Two Israeli-linked companies are commercially selling technology capable of pinpointing the global location of Starlink satellite terminals and identifying their users, a Haaretz investigation has revealed. These companies are currently the only known firms worldwide offering these tracking capabilities on the commercial market.
The disclosure comes as Iran arrested dozens of people in separate incidents for using Starlink devices to pass intelligence to what Tehran called "hostile and counter-revolutionary networks."

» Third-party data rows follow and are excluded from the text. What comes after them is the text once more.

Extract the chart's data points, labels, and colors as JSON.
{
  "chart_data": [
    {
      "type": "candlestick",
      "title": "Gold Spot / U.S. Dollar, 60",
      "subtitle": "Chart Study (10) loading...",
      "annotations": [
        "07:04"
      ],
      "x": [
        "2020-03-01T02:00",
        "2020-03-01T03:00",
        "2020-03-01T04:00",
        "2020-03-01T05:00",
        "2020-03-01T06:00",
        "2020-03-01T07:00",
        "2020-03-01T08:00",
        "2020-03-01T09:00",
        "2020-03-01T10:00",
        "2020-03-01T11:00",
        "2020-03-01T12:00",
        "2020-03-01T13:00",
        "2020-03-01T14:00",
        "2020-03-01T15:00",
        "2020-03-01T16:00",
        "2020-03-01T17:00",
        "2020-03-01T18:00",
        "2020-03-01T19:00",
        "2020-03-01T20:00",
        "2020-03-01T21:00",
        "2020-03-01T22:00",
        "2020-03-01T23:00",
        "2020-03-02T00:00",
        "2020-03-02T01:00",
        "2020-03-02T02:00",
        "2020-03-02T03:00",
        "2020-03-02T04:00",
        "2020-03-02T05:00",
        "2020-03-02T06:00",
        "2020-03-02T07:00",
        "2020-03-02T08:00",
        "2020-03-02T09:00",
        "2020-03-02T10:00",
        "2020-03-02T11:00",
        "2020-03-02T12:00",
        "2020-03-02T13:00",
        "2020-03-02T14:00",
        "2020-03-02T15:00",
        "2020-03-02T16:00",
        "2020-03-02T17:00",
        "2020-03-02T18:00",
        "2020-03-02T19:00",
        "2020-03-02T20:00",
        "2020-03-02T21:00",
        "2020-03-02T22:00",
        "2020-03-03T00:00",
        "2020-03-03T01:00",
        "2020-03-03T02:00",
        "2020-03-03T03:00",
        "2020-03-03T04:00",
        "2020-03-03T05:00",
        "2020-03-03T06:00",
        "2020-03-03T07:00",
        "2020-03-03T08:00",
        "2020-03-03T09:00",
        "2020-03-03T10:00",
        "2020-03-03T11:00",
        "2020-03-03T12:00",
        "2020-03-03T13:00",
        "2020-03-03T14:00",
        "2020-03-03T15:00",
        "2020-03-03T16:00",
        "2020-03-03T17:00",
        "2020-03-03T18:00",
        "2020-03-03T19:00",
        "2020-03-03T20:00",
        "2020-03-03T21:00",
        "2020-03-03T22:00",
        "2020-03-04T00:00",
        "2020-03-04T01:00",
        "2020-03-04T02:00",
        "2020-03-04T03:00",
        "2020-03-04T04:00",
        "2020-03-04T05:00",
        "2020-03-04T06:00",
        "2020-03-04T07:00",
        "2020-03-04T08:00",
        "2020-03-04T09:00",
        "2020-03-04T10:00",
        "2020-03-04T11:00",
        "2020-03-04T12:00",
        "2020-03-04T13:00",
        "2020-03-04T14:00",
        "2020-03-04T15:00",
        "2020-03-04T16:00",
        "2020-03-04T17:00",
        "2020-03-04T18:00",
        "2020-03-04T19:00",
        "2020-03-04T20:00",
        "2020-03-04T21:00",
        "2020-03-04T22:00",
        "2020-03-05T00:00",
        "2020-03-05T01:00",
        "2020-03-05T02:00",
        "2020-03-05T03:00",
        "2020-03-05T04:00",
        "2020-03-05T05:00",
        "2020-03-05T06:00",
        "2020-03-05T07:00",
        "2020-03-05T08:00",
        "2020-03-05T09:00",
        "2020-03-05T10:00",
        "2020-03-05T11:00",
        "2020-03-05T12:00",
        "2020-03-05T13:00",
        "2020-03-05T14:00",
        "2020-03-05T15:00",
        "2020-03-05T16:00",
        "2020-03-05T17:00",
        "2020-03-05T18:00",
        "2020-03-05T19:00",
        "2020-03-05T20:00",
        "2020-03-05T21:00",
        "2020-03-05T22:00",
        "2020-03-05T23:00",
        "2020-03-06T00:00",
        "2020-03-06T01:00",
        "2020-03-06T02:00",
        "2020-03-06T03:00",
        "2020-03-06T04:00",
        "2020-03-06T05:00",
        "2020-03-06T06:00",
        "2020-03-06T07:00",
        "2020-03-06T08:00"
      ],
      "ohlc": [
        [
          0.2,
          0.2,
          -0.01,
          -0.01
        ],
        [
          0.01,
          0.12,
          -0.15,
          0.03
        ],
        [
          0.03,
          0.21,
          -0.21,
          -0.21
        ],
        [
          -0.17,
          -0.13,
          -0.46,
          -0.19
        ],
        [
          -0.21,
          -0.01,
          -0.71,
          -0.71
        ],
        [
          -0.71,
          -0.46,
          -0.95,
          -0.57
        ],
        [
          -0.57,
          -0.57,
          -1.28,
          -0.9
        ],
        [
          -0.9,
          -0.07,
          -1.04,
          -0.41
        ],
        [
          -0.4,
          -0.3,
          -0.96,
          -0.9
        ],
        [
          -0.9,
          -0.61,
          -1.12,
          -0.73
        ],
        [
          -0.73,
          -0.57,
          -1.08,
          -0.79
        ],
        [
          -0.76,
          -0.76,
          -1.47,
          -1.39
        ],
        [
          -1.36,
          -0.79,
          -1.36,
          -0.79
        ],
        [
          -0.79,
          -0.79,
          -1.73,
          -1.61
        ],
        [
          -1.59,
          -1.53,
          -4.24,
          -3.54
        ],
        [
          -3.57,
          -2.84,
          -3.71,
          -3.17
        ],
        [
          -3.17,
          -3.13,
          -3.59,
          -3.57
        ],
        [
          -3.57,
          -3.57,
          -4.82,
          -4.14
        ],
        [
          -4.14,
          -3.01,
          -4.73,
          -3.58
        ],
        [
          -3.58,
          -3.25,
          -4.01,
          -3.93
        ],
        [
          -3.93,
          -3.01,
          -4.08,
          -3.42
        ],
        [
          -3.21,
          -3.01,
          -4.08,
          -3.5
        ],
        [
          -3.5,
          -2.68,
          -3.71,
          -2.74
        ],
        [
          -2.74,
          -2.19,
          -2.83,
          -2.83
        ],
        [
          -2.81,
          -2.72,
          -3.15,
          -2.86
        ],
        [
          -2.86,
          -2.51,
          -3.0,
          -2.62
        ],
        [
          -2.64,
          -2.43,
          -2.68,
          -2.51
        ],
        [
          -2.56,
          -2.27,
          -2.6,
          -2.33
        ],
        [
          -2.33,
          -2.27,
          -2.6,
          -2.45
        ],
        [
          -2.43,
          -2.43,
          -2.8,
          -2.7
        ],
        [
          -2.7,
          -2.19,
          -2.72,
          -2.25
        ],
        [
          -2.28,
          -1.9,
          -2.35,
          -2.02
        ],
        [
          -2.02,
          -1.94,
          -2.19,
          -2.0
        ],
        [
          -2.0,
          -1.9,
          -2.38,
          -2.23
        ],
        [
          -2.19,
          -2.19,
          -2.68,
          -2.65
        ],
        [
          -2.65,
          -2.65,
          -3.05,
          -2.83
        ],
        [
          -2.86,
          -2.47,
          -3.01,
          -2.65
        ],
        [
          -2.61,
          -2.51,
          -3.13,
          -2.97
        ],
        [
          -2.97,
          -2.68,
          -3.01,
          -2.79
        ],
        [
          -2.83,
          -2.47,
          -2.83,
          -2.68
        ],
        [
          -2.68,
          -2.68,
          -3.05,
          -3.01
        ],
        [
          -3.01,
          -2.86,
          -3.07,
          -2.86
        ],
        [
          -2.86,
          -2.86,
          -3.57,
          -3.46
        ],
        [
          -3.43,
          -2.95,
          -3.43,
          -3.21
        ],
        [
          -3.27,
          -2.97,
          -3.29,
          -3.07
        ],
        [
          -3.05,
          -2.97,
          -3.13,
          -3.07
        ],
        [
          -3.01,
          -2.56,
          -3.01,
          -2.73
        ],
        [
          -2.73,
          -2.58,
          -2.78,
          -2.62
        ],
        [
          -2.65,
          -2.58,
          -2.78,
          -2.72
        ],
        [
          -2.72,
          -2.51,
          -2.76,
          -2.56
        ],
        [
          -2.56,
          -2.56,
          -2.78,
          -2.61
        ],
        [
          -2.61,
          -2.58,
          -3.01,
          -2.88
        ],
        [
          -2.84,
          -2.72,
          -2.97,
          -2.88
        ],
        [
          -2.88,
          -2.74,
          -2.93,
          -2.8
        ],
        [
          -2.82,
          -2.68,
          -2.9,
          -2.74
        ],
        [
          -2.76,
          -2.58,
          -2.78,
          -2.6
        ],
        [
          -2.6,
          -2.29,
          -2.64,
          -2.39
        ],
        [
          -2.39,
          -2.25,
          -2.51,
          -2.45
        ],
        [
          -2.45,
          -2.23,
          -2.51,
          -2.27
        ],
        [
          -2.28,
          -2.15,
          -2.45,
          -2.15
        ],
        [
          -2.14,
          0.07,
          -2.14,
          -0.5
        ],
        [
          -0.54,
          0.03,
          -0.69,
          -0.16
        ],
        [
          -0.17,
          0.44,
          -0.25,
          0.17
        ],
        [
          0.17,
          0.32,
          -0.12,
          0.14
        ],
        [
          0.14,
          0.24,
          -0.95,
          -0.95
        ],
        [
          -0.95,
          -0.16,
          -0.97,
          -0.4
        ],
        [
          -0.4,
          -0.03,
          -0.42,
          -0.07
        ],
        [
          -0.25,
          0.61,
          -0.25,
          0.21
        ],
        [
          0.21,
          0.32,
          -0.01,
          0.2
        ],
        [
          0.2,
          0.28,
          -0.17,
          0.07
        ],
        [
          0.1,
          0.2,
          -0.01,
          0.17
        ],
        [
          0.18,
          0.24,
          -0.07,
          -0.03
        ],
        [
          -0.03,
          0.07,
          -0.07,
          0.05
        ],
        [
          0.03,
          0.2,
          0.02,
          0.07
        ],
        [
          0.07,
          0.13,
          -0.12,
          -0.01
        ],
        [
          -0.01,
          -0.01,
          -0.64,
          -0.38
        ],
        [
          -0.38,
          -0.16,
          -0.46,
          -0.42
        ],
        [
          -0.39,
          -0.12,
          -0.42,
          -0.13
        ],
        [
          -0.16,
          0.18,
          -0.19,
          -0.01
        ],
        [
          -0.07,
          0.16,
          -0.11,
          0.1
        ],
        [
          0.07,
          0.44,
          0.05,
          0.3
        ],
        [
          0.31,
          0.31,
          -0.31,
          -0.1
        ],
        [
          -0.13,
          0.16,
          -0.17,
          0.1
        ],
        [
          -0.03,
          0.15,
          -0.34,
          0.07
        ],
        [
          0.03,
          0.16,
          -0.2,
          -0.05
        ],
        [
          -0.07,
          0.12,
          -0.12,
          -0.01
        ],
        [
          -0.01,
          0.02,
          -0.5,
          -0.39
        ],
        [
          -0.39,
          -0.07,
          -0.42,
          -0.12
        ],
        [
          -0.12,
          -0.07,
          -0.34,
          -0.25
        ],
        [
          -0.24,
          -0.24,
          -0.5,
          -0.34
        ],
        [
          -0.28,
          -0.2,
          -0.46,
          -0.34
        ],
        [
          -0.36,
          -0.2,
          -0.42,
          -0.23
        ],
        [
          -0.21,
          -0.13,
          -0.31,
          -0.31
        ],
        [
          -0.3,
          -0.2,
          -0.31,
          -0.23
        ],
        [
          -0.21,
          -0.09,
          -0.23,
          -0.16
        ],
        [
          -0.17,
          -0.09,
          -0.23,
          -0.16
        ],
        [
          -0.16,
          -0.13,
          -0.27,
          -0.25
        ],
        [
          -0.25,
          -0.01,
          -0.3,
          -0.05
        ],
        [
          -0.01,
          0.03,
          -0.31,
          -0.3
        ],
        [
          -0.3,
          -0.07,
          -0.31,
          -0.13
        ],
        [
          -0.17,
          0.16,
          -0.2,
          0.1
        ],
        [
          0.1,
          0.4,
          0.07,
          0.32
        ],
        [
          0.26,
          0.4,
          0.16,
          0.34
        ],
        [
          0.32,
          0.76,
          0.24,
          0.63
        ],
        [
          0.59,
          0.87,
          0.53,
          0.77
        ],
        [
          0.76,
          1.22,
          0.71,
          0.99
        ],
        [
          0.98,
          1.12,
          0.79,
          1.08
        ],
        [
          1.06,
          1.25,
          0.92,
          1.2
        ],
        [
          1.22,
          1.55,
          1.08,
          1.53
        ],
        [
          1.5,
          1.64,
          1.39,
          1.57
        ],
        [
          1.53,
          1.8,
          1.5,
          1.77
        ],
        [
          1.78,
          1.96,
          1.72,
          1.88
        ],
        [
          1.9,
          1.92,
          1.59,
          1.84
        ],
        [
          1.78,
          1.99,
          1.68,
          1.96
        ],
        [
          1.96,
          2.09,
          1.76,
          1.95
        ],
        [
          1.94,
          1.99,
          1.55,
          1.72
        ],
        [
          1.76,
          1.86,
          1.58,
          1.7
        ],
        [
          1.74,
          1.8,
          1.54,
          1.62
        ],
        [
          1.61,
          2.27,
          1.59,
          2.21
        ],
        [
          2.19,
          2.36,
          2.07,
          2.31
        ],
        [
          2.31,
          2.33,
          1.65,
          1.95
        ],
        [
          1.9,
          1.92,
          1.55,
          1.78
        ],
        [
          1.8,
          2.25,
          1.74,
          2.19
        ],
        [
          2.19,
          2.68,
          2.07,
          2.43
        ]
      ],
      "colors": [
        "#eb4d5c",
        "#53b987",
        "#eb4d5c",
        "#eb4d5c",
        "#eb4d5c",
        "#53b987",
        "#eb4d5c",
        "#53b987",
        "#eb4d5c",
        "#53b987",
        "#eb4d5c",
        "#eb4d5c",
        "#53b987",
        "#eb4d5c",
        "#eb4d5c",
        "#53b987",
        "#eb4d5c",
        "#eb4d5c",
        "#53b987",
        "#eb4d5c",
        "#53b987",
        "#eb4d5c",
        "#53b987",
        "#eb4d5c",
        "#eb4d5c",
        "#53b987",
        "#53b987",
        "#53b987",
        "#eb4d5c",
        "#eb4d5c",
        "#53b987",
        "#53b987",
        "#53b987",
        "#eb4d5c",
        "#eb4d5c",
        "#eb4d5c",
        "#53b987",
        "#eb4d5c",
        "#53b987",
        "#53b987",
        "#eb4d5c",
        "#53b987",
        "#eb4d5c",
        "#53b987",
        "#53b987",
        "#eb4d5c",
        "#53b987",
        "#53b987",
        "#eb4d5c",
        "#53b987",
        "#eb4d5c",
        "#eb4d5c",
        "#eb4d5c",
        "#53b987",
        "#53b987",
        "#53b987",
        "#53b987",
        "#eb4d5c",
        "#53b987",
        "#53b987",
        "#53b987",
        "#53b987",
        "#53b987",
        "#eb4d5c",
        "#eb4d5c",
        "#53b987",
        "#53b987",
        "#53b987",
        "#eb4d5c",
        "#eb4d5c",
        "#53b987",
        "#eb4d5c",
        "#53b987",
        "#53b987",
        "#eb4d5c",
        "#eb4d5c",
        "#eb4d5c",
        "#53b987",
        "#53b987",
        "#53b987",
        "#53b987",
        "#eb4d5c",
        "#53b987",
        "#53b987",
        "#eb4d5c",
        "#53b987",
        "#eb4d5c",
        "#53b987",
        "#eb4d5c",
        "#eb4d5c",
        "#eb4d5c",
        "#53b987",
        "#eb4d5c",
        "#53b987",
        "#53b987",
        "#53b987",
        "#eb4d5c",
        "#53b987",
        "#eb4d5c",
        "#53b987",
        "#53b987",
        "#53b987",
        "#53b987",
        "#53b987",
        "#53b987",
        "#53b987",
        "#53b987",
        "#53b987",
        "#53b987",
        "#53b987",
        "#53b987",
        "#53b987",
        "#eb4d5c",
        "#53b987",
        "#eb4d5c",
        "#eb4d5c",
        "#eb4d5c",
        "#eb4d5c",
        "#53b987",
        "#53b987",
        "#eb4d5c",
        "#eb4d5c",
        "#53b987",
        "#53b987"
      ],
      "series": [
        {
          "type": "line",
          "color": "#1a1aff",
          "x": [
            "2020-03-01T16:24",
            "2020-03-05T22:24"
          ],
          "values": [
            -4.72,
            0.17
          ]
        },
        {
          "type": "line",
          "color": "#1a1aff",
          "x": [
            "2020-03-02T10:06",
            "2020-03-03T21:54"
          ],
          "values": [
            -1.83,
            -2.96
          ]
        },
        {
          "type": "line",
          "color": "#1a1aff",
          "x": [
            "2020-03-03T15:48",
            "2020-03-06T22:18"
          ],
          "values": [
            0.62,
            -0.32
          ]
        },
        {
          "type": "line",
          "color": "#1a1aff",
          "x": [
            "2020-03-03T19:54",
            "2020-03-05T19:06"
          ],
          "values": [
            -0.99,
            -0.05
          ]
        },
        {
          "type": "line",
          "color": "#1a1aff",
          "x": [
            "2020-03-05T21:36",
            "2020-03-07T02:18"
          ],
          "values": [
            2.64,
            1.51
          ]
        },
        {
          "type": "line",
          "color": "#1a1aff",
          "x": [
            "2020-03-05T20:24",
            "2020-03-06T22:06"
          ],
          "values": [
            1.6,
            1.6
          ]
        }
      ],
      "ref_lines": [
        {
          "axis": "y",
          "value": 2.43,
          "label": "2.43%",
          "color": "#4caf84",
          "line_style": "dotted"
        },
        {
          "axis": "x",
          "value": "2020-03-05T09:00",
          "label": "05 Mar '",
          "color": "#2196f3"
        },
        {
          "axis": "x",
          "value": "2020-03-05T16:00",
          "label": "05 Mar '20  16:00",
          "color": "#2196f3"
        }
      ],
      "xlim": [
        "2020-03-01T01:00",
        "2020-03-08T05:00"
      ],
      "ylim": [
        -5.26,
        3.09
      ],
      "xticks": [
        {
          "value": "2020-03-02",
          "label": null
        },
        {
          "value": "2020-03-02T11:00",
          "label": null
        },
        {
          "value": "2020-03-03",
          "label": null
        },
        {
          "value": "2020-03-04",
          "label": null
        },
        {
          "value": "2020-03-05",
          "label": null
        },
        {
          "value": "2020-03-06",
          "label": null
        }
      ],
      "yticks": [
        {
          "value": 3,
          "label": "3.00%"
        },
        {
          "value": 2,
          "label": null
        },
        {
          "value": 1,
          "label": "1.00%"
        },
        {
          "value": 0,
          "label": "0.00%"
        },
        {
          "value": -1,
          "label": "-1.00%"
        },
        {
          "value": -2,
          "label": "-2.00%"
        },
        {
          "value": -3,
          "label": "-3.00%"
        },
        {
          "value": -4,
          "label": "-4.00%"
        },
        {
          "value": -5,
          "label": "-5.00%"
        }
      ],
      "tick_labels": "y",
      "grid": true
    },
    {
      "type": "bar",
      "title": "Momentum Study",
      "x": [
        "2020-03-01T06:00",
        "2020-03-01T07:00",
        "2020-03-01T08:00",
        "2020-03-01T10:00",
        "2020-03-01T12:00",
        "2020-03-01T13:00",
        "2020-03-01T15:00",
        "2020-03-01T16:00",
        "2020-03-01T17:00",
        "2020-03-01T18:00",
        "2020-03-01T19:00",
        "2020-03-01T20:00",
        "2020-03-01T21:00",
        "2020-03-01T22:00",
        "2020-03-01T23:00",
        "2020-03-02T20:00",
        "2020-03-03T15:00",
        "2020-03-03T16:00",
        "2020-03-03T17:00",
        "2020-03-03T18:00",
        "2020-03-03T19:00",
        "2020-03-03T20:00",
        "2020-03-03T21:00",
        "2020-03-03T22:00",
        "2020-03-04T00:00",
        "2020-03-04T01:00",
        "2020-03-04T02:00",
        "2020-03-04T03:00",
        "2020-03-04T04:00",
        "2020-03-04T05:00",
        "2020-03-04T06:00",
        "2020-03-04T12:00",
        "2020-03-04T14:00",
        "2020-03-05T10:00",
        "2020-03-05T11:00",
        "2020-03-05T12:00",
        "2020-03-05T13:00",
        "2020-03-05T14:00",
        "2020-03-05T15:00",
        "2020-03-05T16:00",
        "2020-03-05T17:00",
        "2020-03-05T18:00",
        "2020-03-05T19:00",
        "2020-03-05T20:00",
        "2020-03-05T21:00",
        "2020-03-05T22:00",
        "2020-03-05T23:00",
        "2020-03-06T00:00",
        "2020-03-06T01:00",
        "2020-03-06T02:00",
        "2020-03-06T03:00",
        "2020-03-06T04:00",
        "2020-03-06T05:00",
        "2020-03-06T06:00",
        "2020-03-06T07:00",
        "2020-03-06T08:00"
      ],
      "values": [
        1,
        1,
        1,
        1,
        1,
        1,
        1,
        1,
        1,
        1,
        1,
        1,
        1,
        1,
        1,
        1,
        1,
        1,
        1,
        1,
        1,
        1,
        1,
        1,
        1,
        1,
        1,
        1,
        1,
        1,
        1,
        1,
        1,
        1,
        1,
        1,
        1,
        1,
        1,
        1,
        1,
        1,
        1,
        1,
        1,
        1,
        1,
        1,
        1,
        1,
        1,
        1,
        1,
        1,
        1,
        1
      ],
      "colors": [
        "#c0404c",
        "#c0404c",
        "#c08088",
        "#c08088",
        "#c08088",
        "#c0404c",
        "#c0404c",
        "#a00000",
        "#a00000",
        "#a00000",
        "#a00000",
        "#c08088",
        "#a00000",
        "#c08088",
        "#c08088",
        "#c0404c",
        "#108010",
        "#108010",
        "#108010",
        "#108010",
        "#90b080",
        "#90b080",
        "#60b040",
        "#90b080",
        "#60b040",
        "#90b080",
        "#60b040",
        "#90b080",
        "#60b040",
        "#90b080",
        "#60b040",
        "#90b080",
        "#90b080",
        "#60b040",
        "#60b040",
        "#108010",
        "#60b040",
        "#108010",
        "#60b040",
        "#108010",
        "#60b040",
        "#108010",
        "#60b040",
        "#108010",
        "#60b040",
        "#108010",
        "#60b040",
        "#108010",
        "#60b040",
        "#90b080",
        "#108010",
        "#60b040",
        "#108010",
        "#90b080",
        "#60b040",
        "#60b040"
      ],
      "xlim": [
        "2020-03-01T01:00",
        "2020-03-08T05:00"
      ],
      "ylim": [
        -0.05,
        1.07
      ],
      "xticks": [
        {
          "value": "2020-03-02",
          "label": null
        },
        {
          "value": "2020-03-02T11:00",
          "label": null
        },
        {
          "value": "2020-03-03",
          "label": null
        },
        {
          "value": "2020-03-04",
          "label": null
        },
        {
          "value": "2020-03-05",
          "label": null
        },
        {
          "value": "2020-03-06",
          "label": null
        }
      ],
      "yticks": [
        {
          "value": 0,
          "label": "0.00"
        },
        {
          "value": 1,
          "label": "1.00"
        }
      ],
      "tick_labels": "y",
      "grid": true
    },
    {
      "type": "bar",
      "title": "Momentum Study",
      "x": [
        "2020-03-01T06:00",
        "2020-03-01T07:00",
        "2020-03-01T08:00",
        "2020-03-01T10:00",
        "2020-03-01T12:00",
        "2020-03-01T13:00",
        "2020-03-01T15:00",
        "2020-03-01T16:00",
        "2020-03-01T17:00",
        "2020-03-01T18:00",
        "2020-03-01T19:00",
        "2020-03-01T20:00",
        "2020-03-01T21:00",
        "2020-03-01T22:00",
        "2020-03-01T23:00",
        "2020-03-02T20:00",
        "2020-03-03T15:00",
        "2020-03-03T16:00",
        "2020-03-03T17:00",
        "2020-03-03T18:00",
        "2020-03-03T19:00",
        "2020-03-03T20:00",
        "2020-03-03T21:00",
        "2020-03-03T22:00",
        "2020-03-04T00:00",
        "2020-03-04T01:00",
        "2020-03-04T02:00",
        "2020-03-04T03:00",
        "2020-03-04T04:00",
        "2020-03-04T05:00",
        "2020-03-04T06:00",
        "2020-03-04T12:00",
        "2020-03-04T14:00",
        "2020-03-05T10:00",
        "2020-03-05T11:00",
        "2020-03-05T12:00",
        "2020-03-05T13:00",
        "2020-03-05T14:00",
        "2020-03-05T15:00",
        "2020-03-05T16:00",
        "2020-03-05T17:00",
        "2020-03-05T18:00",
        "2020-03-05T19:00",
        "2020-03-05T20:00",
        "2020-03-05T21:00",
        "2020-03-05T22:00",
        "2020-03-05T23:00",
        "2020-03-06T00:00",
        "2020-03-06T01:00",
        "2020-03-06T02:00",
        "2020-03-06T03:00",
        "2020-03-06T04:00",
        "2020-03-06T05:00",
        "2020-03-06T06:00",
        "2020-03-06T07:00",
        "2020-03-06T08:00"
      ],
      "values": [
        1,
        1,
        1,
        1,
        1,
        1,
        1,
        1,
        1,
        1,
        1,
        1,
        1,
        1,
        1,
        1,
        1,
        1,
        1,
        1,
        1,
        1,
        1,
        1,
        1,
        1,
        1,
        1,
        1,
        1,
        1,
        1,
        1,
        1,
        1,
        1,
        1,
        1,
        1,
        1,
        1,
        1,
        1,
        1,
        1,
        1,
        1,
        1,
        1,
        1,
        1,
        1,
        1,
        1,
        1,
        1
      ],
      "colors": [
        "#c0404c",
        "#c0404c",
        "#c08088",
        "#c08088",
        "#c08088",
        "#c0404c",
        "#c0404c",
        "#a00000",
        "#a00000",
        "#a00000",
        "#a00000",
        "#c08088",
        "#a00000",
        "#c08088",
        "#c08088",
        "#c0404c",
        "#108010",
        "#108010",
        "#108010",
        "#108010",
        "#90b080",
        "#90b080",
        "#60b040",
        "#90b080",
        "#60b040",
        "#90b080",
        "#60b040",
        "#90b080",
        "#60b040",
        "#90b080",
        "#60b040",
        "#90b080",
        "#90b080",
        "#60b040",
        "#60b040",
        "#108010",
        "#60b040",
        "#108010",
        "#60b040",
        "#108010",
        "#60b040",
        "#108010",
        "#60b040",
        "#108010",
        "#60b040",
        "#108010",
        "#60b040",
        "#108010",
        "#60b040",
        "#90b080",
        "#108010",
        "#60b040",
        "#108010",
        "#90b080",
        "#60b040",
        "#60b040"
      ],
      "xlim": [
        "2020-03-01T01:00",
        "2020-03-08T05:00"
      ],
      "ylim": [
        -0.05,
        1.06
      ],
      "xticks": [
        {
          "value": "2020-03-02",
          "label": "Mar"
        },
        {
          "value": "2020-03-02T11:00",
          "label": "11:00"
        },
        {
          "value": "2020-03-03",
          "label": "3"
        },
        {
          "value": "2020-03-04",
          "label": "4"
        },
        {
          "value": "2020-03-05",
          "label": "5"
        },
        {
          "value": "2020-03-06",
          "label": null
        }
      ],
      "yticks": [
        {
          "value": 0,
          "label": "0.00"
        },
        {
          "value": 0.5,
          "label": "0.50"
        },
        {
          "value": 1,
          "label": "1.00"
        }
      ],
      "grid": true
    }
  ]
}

The first company, TargetTeam, operates out of Greek Cyprus under Israeli ownership, drawing its staff from cyber-intelligence veterans of Rayzone and Cognyte. The firm markets a specialized system called Stargetz. Sales documents obtained by Haaretz reveal that the platform can actively track nearly one million Starlink terminals globally.
In a live demonstration seen by Haaretz, the company showed an interactive map covering terminals across the Middle East, the Arabian Peninsula and Gulf, India, Russia and China, including offshore clusters in the Arabian Sea and Bay of Bengal consistent with vessels.
The system reportedly tracked one million terminals and had "deanonymized" approximately 200,000. It updates at six-minute intervals and does not claim real-time tracking capability.
The second company, Rayzone, sells a similar Starlink monitoring system, marketed as part of a broader intelligence suite including big-data analytics and an "ad-INT" advertising intelligence product. Rayzone's sales are overseen by Israel's Defense Ministry.
In one demonstration, Stargetz identified a user registered with a Mexican phone number who was in fact operating from Pakistan and frequently traveling to Iran.
Both companies confirmed to Haaretz through sales materials that they do not hack into Starlink or intercept its traffic. Instead, they fuse together large-scale datasets, likely including mobile communications data, digital advertising identifiers, and behavioral traces from browsing and social media, to locate terminal positions and match them to individual users.
"It's not one source, it's not one sensor, it's connecting many layers of information and big data," a salesman told prospective clients.
"The ship can hide, but the crew still needs porn and TikTok," another salesman noted, referring to the system's application to vessels that disable their AIS (Automatic Identification Systems) transponders.
Haaretz reported that unique advertising identifiers, the codes Apple and Google assign each user to enable personalized advertising, appear central to the user-identification element of both systems, based on the prominence with which both firms also market advertising-based intelligence capabilities alongside their Starlink products.
"It makes it all the more alarming that the locations of these terminals can be tracked, apparently through the processing of commercial and adtech data sources," said Donncha Ó Cearbhaill, head of Amnesty International's Security Lab.
"While the adtech industry continues generating and selling huge volumes of location records and other highly sensitive data, it will keep fueling unintended threats that leave all of us, journalists, activists and ordinary users alike, exposed to state actors and cybercriminals," he added.
This new capability is the surveillance industry's answer to the obsolescence of traditional satellite interception. As Starlink operates a massive network of over 8,000 low-Earth orbit satellites, classic signals interception is—as one source told Haaretz—now "physically impossible."
The tools join a broader trend of mass-data surveillance that industry insiders describe as the "Palantirization" of homeland security—a shift from targeted exploitation of individual devices as with NSO's Pegasus toward mass aggregation and analysis of vast datasets.
Iranian authorities arrested a man in Tehran after a citizen tip-off led police to a residence in the city's Chitgar district, where Starlink equipment was recovered, Iran's semi-official ISNA news agency reported, citing the Tehran Police.
The suspect allegedly confessed to using the equipment "to gather and transmit information outside the country" during the U.S.-Israeli war on Iran that began Feb. 28.
"Persons cooperating with hostile networks and threatening the country's security are under close intelligence surveillance and will be dealt with according to the law," the police statement said.
Separately, Agence France-Presse (AFP) reported Iranian authorities arrested two foreign nationals in Jolfa, East Azerbaijan province, on charges of importing Starlink devices, with Tasnim News Agency reporting they were part of "a network accused of intelligence cooperation with groups linked to the United States and Israel."
Two Iranian nationals were also arrested in connection with the same case.
Starlink has been officially banned in Iran. Since the war began on Feb. 28, Iran has been largely cut off from the global internet.